De la Fuentes Reaktion
Zu der Situation äußerte sich De la Fuente. Er sagte:
„Zu diesem Zeitpunkt habe ich es nicht realisiert. Ich feierte und umarmte meine Mitspieler. Aber in jedem Fall ist es unerträglich, inakzeptabel, das kann nicht toleriert werden.

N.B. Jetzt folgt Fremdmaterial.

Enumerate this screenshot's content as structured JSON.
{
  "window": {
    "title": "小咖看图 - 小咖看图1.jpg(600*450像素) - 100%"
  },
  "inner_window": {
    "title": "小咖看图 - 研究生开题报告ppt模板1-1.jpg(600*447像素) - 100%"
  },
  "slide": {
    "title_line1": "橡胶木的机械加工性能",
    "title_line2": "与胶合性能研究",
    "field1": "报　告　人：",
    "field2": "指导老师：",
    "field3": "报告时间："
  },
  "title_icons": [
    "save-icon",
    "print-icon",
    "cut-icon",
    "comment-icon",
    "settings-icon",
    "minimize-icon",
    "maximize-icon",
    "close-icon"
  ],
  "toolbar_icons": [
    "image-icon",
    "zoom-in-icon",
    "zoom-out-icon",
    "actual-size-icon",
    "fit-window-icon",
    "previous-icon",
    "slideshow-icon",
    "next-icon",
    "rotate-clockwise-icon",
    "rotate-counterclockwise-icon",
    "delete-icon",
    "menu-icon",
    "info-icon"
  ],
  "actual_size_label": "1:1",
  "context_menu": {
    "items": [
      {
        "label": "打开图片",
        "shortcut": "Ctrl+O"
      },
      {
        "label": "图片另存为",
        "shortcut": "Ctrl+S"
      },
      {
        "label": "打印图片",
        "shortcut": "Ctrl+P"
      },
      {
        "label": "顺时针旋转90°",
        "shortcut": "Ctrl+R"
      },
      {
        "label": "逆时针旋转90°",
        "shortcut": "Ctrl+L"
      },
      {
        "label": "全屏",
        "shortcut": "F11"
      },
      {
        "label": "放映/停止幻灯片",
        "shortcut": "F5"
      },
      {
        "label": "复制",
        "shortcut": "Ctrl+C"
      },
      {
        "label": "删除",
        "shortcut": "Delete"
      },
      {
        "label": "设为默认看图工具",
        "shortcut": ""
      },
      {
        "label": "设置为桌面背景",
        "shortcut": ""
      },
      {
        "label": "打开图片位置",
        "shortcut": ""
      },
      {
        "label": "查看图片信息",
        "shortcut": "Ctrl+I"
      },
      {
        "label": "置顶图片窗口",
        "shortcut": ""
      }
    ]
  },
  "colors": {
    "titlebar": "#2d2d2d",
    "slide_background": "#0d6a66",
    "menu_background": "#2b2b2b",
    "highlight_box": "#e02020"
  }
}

Spieler dieses Formats, die ich in den Tagen vor dem Spiel gelobt habe und weiterhin lobe, die großartige Spieler mit einem großartigen Trainer sind, müssen sich ebenso schlecht gefühlt haben wie wir, als wir diese Reaktionen sahen.“
Er hob auch das lobenswerte Verhalten seiner eigenen Spieler angesichts dieser „Aggressionsakte“ und „Provokationen“ hervor, die seiner Meinung nach das Potenzial hatten, in ernstere Konfrontationen zu eskalieren.
FIFA-Untersuchung
Trotz der weit verbreiteten Verbreitung von Aufnahmen dieser Ereignisse in sozialen Medien wurden bisher keine disziplinarischen Maßnahmen gegen die argentinischen Spieler ergriffen. Die FIFA hat eine Untersuchung eingeleitet, um festzustellen, ob während dieser Vorfälle Verstöße gegen ihren Disziplinarcode stattgefunden haben.